Él pensó por un momento.

—Cuando trabajaba en el Castillo Hearst.

—¿Eras rico? ¿Eras famoso?

—Apenas me llegaba para pagar el alquiler —contestó con una risotada.

—Entonces, ¿qué es mejor, ser feliz con poco o infeliz con mucho?

Simon tomó una bocanada de aire y, al exhalar, su cuerpo se fundió con el mío.

—Prefiero ser feliz como soy ahora —susurró en mi oído.

Yo sostuve su rostro entre mis manos y le dije con dulzura:

—Pero… ¿por qué los cuarenta y dos centímetros?
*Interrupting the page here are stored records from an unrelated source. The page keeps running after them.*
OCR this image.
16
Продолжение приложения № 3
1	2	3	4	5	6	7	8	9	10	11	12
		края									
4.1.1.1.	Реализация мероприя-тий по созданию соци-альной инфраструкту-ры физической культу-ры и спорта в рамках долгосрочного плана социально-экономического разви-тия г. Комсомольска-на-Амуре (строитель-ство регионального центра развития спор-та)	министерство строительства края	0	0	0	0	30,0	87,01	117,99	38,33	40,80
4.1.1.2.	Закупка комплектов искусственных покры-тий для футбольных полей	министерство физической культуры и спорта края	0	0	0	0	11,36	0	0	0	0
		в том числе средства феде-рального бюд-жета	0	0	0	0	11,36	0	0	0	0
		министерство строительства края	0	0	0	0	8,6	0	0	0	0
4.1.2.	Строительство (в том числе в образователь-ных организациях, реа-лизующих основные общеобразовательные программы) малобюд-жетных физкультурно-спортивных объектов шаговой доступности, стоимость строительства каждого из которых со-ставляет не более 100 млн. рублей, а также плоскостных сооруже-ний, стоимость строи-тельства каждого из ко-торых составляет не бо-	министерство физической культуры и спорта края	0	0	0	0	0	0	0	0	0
Él volvió a ponerse tenso.

—Es una historia muy larga.

Finalmente me di por vencida. Era el momento de callarme y dejar de hacerle preguntas que no quería contestar.
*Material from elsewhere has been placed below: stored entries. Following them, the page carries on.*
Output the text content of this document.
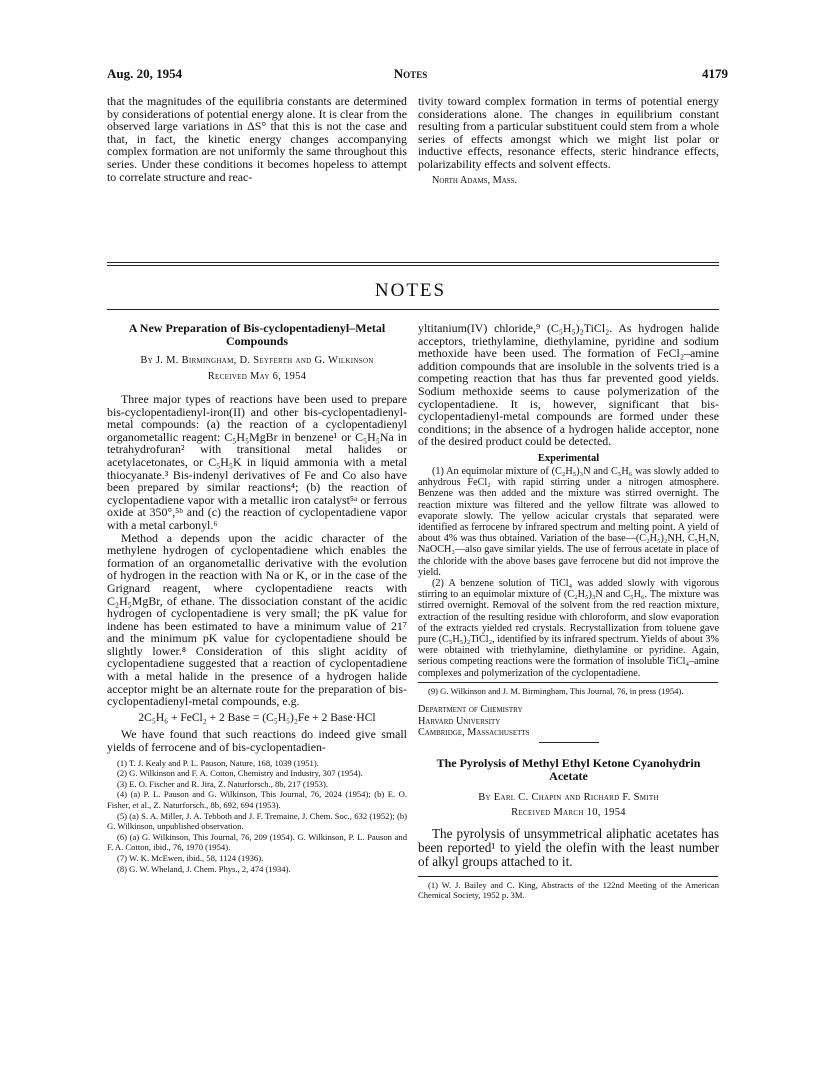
Aug. 20, 1954	Notes	4179

that the magnitudes of the equilibria constants are determined by considerations of potential energy alone. It is clear from the observed large variations in ΔS° that this is not the case and that, in fact, the kinetic energy changes accompanying complex formation are not uniformly the same throughout this series. Under these conditions it becomes hopeless to attempt to correlate structure and reac-

tivity toward complex formation in terms of potential energy considerations alone. The changes in equilibrium constant resulting from a particular substituent could stem from a whole series of effects amongst which we might list polar or inductive effects, resonance effects, steric hindrance effects, polarizability effects and solvent effects.

North Adams, Mass.

NOTES

A New Preparation of Bis-cyclopentadienyl–Metal Compounds

By J. M. Birmingham, D. Seyferth and G. Wilkinson

Received May 6, 1954

Three major types of reactions have been used to prepare bis-cyclopentadienyl-iron(II) and other bis-cyclopentadienyl-metal compounds: (a) the reaction of a cyclopentadienyl organometallic reagent: C₅H₅MgBr in benzene¹ or C₅H₅Na in tetrahydrofuran² with transitional metal halides or acetylacetonates, or C₅H₅K in liquid ammonia with a metal thiocyanate.³ Bis-indenyl derivatives of Fe and Co also have been prepared by similar reactions⁴; (b) the reaction of cyclopentadiene vapor with a metallic iron catalyst⁵ᵃ or ferrous oxide at 350°,⁵ᵇ and (c) the reaction of cyclopentadiene vapor with a metal carbonyl.⁶

Method a depends upon the acidic character of the methylene hydrogen of cyclopentadiene which enables the formation of an organometallic derivative with the evolution of hydrogen in the reaction with Na or K, or in the case of the Grignard reagent, where cyclopentadiene reacts with C₂H₅MgBr, of ethane. The dissociation constant of the acidic hydrogen of cyclopentadiene is very small; the pK value for indene has been estimated to have a minimum value of 21⁷ and the minimum pK value for cyclopentadiene should be slightly lower.⁸ Consideration of this slight acidity of cyclopentadiene suggested that a reaction of cyclopentadiene with a metal halide in the presence of a hydrogen halide acceptor might be an alternate route for the preparation of bis-cyclopentadienyl-metal compounds, e.g.

2C₅H₆ + FeCl₂ + 2 Base = (C₅H₅)₂Fe + 2 Base·HCl

We have found that such reactions do indeed give small yields of ferrocene and of bis-cyclopentadien-

(1) T. J. Kealy and P. L. Pauson, Nature, 168, 1039 (1951).

(2) G. Wilkinson and F. A. Cotton, Chemistry and Industry, 307 (1954).

(3) E. O. Fischer and R. Jira, Z. Naturforsch., 8b, 217 (1953).

(4) (a) P. L. Pauson and G. Wilkinson, This Journal, 76, 2024 (1954); (b) E. O. Fisher, et al., Z. Naturforsch., 8b, 692, 694 (1953).

(5) (a) S. A. Miller, J. A. Tebboth and J. F. Tremaine, J. Chem. Soc., 632 (1952); (b) G. Wilkinson, unpublished observation.

(6) (a) G. Wilkinson, This Journal, 76, 209 (1954). G. Wilkinson, P. L. Pauson and F. A. Cotton, ibid., 76, 1970 (1954).

(7) W. K. McEwen, ibid., 58, 1124 (1936).

(8) G. W. Wheland, J. Chem. Phys., 2, 474 (1934).

yltitanium(IV) chloride,⁹ (C₅H₅)₂TiCl₂. As hydrogen halide acceptors, triethylamine, diethylamine, pyridine and sodium methoxide have been used. The formation of FeCl₂–amine addition compounds that are insoluble in the solvents tried is a competing reaction that has thus far prevented good yields. Sodium methoxide seems to cause polymerization of the cyclopentadiene. It is, however, significant that bis-cyclopentadienyl-metal compounds are formed under these conditions; in the absence of a hydrogen halide acceptor, none of the desired product could be detected.

Experimental

(1) An equimolar mixture of (C₂H₅)₃N and C₅H₆ was slowly added to anhydrous FeCl₂ with rapid stirring under a nitrogen atmosphere. Benzene was then added and the mixture was stirred overnight. The reaction mixture was filtered and the yellow filtrate was allowed to evaporate slowly. The yellow acicular crystals that separated were identified as ferrocene by infrared spectrum and melting point. A yield of about 4% was thus obtained. Variation of the base—(C₂H₅)₂NH, C₅H₅N, NaOCH₃—also gave similar yields. The use of ferrous acetate in place of the chloride with the above bases gave ferrocene but did not improve the yield.

(2) A benzene solution of TiCl₄ was added slowly with vigorous stirring to an equimolar mixture of (C₂H₅)₃N and C₅H₆. The mixture was stirred overnight. Removal of the solvent from the red reaction mixture, extraction of the resulting residue with chloroform, and slow evaporation of the extracts yielded red crystals. Recrystallization from toluene gave pure (C₅H₅)₂TiCl₂, identified by its infrared spectrum. Yields of about 3% were obtained with triethylamine, diethylamine or pyridine. Again, serious competing reactions were the formation of insoluble TiCl₄–amine complexes and polymerization of the cyclopentadiene.

(9) G. Wilkinson and J. M. Birmingham, This Journal, 76, in press (1954).

Department of Chemistry

Harvard University

Cambridge, Massachusetts

The Pyrolysis of Methyl Ethyl Ketone Cyanohydrin Acetate

By Earl C. Chapin and Richard F. Smith

Received March 10, 1954

The pyrolysis of unsymmetrical aliphatic acetates has been reported¹ to yield the olefin with the least number of alkyl groups attached to it.

(1) W. J. Bailey and C. King, Abstracts of the 122nd Meeting of the American Chemical Society, 1952 p. 3M.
—Pues yo no tengo tiempo para historias largas, así que te voy a contar una corta… Se llama sacapuntas —dije.

Simon se rió, nos besamos una vez más, y mientras nuestras bocas estaban unidas en un beso largo, dulce y profundo, deseé que él pudiera leer mi mente para que se diera cuenta de que no me importaba si era rico o pobre, que no me importaba que fuera demasiado flaco, o si tenía la espalda cubierta de vello, que no me importaba el porqué de esos cuarenta y dos centímetros, porque yo estaba dispuesta a aceptarlo sin hacerle más preguntas. Quiero pensar que él me besó para que yo entendiera que, efectivamente, había leído mis pensamientos.